Interestingly, women of reproductive age with a high degree of premenstrual psychoemotional symptoms have increased salivary CgA concentrations in the late-luteal phase [23]. Moreover, we would like to draw attention to the need for verification of the involvement of both CgA and pancreastatin in the pathomechanism(s) of endometrioid endometrial cancer. Two serious arguments support this suggestion. Over the past decades, there has been a tremendous increase in the incidence of overweight and obesity worldwide, which are established risk factors for this most prevalent gynecological malignancy nowadays. As indicated above, pancreastatin causes insulin resistance. Second, a proportion of endometrioid adenocarcinomas demonstrate neuroendocrine features of which CgA is an established marker. Initial studies of this topic [24] clearly require further exploration.
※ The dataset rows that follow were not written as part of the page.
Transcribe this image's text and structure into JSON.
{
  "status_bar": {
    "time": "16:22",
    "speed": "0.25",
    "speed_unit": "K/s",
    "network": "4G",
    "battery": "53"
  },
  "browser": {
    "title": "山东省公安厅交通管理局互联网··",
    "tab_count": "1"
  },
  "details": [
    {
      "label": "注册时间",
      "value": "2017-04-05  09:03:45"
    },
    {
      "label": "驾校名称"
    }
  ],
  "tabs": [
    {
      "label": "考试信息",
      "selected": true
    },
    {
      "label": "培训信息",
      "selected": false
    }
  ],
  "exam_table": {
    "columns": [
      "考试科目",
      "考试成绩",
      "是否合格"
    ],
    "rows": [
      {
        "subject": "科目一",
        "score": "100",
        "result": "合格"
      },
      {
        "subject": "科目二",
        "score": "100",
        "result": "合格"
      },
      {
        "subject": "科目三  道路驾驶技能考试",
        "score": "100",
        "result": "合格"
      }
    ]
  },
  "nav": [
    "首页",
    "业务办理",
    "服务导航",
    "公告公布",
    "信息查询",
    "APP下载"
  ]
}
The presented account of the possible roles and involvements of CgA in obstetrics and gynecology warrants further interest in launching research on the prohormone’s clinical significance, apart from its application as a NETs marker. In particular, our account indicates the need to verify its association with intrapartum fetal stress and the involvement in the pathomechanisms of obstetric disorders related to placental dysfunction, as well as in the pathogenesis of endometrioid endometrial cancer as a hormonally regulated malignancy.